Ravenna, investimenti fantasma. Una delle vittime: «Erano insospettabili, e noi in ginocchio. Così ci portarono in Romania»

Ravenna
  • 07 dicembre 2025

«Erano i nostri commercialisti, quelli che da quattro o cinque anni seguivano la contabilità della tabaccheria che gestivamo, persone di una certa età, con 40 anni di esperienza alle spalle. Insospettabili». A parlare è una delle vittime della presunta truffa milionaria che ha portato agli arresti domiciliari per Flavia Valmorra e Roberto Garavini, di 70 e 79 anni, soci della Setam, centro elaborazione dati, consulenza, paghe, redditi e 730 con sede in via Amalasunta a Ravenna. Preferisce non uscire con nome e cognome perché comprensibilmente teme possibili ripercussioni nel corso di un’indagine tuttora aperta. Oltre ai due consulenti ravennati c’è infatti un terzo indagato, il 69enne trevigiano Parisio Candelù, finito in carcere come disposto dal giudice per le indagini preliminari Corrado Schiaretti nell’ordinanza che dà conto degli sviluppi dell’inchiesta sugli investimenti truffa in Romania, condotta dal procuratore capo Daniele Barberini e dal pm Monica Gargiulo.

Contattato telefonicamente dal Corriere Romagna, l’imprenditore caduto nella rete degli investimenti fantasma racconta gli sviluppi di un presunto raggiro ad ampia scala: «Come noi - puntualizza - tantissime altre persone ci sono cascate, provenienti da ogni parte d’Italia». Avevano tutte qualcosa in comune: chi si stava separando, chi aveva un’azienda in difficoltà.

«Noi eravamo alluvionati». L’incubo inizia infatti nel 2023, dopo durante i mesi in cui la Romagna era in ginocchio. «La nostra tabaccheria si trovava in via Narsete, a 500 metri dallo studio di consulenza. In quel momento eravamo emotivamente molto presi. Ci proposero un investimento di 22mila euro in due tranche. Rispondemmo inizialmente che non potevamo permettercelo, avevamo un metro e quaranta di acqua in casa... ci risposero “abbiamo pensato a voi proprio per questo”, rassicurandoci che avevano già fatto l’operazione con tanti altri clienti. C’era un rapporto di fiducia. Erano peraltro persone attive anche in due note associazioni benefiche. In quel caso, o ti fidi o togli tutta la gestione dalla loro attività e ti rivolgi ad altri». La promessa era chiara: in un mese/mese e mezzo l’investimento avrebbe aggiunto uno zero alla cifra inizialmente versata. Come? Tramite un’operazione in Romania. «Ci portarono a Bucarest per aprire un conto corrente e una società là. Un’operazione credibilissima». Poi però i tempi si sono allungati. «Quando abbiamo iniziato a sollecitare hanno accampato scuse». Non è passato molto prima che l’ombra della truffa offuscasse l’operato dello studio.

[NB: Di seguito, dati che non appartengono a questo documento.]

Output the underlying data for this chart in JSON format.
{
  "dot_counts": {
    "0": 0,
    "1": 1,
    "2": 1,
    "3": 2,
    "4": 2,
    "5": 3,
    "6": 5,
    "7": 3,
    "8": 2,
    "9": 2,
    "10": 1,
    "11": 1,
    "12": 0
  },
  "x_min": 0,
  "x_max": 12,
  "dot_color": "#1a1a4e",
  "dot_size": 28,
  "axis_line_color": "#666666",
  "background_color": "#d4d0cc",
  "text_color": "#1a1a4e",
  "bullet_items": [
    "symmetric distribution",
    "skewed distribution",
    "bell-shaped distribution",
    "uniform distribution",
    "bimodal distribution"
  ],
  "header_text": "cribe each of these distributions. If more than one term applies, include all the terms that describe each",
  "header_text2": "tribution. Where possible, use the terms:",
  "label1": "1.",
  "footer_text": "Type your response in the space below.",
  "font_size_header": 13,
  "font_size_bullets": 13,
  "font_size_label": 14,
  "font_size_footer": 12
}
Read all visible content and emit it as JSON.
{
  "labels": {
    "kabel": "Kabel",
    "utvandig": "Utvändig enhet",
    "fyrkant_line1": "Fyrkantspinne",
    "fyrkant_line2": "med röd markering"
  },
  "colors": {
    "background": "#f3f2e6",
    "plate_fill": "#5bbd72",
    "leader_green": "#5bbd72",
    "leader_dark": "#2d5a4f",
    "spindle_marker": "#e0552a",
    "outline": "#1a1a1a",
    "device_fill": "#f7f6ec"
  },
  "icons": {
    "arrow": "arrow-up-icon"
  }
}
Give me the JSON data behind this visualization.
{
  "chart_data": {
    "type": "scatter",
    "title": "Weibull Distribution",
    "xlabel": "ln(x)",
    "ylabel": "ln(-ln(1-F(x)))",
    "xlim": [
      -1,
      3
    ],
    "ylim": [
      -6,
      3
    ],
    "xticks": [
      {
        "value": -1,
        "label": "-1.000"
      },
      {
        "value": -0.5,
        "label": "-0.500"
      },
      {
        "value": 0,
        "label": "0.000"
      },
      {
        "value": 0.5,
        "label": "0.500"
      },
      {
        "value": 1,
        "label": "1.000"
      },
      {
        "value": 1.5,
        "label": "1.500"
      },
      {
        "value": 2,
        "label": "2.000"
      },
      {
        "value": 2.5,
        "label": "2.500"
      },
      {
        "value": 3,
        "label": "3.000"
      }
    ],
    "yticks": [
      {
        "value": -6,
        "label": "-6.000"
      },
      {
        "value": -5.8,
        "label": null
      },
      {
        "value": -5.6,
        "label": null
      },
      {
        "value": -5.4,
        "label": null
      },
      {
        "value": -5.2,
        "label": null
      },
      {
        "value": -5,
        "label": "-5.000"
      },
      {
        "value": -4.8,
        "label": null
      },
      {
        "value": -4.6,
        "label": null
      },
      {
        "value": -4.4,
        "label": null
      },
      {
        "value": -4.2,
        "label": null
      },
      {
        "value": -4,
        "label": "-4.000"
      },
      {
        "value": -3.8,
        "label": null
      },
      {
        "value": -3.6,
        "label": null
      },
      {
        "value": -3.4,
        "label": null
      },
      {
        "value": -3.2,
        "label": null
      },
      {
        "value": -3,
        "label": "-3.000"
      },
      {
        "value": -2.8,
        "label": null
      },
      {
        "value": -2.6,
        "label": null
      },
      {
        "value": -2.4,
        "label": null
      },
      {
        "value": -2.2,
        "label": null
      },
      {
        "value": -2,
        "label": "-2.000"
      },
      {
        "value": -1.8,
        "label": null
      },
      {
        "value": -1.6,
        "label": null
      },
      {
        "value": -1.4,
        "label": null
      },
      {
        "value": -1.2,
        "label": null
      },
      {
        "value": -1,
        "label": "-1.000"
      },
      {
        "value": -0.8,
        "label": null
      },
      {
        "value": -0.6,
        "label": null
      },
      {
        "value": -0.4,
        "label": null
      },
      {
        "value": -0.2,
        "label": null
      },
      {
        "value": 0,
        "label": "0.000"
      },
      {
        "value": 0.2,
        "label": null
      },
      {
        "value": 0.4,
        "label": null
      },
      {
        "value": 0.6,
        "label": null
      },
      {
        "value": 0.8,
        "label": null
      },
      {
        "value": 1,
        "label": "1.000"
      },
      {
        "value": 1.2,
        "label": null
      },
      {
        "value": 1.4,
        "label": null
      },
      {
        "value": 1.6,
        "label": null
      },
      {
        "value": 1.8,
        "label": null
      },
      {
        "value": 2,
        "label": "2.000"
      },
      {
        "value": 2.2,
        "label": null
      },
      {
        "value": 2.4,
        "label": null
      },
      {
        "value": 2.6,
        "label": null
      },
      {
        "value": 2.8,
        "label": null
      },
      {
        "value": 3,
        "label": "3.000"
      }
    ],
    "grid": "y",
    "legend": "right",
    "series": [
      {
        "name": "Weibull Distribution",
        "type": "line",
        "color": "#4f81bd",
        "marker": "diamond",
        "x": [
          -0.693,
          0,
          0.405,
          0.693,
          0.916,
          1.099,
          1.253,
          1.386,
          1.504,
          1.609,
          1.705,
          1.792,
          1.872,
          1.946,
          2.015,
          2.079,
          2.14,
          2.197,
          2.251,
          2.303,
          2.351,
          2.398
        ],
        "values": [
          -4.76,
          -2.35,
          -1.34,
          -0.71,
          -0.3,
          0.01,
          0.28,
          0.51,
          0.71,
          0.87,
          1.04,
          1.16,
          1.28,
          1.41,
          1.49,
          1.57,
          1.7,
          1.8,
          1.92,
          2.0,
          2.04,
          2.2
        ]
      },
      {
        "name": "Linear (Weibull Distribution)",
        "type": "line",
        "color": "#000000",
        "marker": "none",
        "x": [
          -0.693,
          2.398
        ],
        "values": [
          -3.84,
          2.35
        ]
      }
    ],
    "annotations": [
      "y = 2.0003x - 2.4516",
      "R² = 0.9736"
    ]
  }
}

A quel punto sono iniziate le ricerche effettuate in un primo momento via social: «Abbiamo controllato le amicizie, contattando le persone che secondo noi potevano trovarsi nella nostra stessa condizione e a quel punto il castello di carta è caduto. Quando abbiamo raccontato che attendavamo i nostri soldi da due o tre mesi, ci hanno risposto, “noi li aspettiamo da anni”».

Sulla scorta dell’esposto dell’imprenditore ravennate (ora tutelato dall’avvocato Carlo Benini), la Procura ha individuato un elenco di persone truffate affidando le indagini al Nucleo Polizia Economico-Finanziaria della Guardia di Finanza di Ravenna, arrivando a disporre un sequestro preventivo pari a un milione di euro ipotizzando i reati di truffa e abusivismo finanziario per un importo che supera i 100 milioni. «Solo noi - conclude la vittima - ne abbiamo rintracciate una ventina da tutta Italia». Un numero poi salito a 60, con almeno 50 aziende aperte in Romania.